April 20, 2010

That Is So Fine With Me...

So as I move closer to my moving date, as well as getting the odd little thing set for it...I tend to take breaks and think...Thinking is never a good thing, though it does make me analyze certain things. Moving into the "Village" as it is called, has its ups and downs. Ive lived there before, back in my late teens. I enjoyed it but was caught up in the whole partying scene. I was unemployed and a youth with just one thing on my agenda - partying and having a good time. Fast forward about 20 years, and Im headed back to that part of town.

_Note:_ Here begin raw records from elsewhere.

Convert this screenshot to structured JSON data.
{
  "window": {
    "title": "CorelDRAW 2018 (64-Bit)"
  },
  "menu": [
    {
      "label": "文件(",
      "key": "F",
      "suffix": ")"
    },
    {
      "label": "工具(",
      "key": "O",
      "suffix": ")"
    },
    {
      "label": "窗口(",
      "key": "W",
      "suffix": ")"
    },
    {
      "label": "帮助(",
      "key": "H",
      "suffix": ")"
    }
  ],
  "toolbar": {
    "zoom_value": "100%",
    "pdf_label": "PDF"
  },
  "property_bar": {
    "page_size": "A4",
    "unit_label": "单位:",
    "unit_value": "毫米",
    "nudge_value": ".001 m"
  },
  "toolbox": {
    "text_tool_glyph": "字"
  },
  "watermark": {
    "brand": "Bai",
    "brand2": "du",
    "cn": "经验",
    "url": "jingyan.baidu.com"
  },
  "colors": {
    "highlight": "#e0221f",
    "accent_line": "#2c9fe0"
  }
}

While I was with Rob, after the first few, 3 maybe 4 years, we did not venture out there any longer which was fine with me. The thing is, due to Rob's disgusting queer secretive lifestyle, Ive turned against the gay community - As Ive mentioned before, I dont support gay causes, marriage etc. Most of this is due to thinking, that all queers were like Rob. Most are, dont get me wrong, I have not seen the light and am not supporting any queer movements. But I have said before that I have met a few "decent/normal" queers since my being single. Now when I was looking for a place and entered my criteria, I was getting irritated at the fact that the only apts available were down in the, so called, Village. Eventually and part of me, really really wanting to get out of Regal Rd, I took the nicer one that I found, in that area. But as I think of the good and the bad, the new and ridding of the old, I think it will be good. I think sometimes that of all places to end up, but there is lots around me, in the sense of being, right downtown. I dont point my nose up to queer joints, any longer. Rob isnt around to make me think, that all the men in the establishment, are just like him. Theyre not. There are guys as Ive said who are a total 360 from what Rob was, and thats whom Im talking about. I know I will meet some characters as the months pass. Ive been here 10 years and know minimal people, I expect the same and have no issue with it. At times Ive felt uncomfortable in an odd way, waltzing down the main drag, but eventually it will be home. People will eventually get to know that I am from the area and it will feel like home. It will be nice to be in a central location. Part of me thinks of how it would be if I saw Rob, and really, he should cross the road or get out of my sight, to avoid any, attention seeking" embarrassment - he he - Really. I ended my letter to Rob last summer with, "Life will never be the same, as it was again" - and that is soooo fine with me.